Even by the standards of emerging markets, Brazil’s recovery from the global recession has been “robust”, says Martin Hutchinson on Breakingviews. Rising commodity prices have underpinned exports, while domestic demand has taken off too.
GDP rose by a China-like 9% year-on-year in the first quarter. That’s the fastest pace in 15 years, with private consumption leading the way. It climbed by an annual 9.3%, helped by unemployment at a record low of 7% and easier credit. Industrial production was up by an annual 18.6% in April, while retail sales have been growing at 9%. GDP growth is expected to hit 7% in 2010.
With the economy going gangbusters, there is scant spare capacity left in the economy and shortages are appearing. AmBev, the region’s biggest brewer, has had to import beer cans because local supplies have been exhausted. The central bank hiked interest rates by 0.75% to 10.25% last week. It is moving at an “aggressive pace” to temper growth amid fears of overheating, says Virgilio Castro Cunha of Bank of America. Inflation has exceeded the bank’s target of 4.5% every month this year and is now at 5.3%.

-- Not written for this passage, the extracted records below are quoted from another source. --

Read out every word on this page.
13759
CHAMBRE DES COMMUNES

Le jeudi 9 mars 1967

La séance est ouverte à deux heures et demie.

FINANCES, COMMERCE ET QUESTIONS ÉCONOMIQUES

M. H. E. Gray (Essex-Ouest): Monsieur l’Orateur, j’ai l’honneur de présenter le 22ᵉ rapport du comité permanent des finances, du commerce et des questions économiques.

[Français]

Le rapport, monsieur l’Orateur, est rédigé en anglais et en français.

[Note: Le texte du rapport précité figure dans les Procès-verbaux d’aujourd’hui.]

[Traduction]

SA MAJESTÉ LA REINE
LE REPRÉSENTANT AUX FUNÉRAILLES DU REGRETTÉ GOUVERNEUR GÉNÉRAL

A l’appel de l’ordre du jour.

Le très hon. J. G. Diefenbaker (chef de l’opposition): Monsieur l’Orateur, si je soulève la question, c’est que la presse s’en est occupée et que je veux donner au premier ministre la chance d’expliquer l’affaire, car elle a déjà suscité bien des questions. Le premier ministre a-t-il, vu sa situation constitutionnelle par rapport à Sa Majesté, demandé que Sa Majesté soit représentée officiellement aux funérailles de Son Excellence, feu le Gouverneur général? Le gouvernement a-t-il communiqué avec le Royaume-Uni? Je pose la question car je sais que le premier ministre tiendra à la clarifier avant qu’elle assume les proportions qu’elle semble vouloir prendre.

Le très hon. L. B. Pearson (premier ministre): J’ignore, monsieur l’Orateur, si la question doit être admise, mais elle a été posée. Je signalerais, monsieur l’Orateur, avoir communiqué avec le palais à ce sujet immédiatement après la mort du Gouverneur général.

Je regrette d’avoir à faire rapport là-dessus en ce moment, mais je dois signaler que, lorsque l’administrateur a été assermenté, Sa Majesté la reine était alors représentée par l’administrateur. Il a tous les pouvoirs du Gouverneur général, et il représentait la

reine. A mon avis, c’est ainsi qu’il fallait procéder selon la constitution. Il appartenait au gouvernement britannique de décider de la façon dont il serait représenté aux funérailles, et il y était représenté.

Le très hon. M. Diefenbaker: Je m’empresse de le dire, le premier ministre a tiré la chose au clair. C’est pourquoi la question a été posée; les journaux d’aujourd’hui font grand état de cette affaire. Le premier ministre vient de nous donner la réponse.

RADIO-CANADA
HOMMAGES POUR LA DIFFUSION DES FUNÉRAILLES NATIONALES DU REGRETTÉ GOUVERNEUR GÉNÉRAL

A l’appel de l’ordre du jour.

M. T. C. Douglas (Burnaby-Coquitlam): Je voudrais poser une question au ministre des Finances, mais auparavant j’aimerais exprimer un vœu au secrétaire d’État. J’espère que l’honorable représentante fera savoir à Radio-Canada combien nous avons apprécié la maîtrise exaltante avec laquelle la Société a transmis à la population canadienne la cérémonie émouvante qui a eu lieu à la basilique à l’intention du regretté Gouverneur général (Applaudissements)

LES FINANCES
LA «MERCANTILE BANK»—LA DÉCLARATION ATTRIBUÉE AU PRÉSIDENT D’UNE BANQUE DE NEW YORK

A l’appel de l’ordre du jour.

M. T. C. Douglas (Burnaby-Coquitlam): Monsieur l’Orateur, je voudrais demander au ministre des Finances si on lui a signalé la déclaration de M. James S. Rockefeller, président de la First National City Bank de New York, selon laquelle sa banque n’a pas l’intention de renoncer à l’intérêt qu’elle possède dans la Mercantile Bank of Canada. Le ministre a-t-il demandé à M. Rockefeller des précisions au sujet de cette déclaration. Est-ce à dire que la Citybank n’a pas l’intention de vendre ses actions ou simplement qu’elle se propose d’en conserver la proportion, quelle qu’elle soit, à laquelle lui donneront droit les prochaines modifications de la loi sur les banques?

A “cooling breeze” is starting to blow, says Jonathan Wheatley on Breakingviews. Interest rates are set to keep rising. And government stimuli to cushion the impact of the global downturn, such as tax rebates for consumers buying cars and other durable goods, are being scaled back. The global picture is also a worry. Brazil “won’t be immune” to a renewed slide in global growth, says Morgan Stanley. That would be bad news for commodities, which are also threatened by a Chinese slowdown.
Brazil is “a top emerging market and the long-term picture remains bright”, says William Rocco of Morningstar. But the near-term outlook is hardly compelling. Risky assets, such as emerging markets, are especially vulnerable to global jitters. Meanwhile, the recently launched JP Morgan Brazil Investment Trust concentrates on domestic companies and so offers a safer way to invest than an exchange-traded fund tracking the commodity-heavy index. But the trust is currently on a small premium to net asset value – another reason to wait for a better entry point.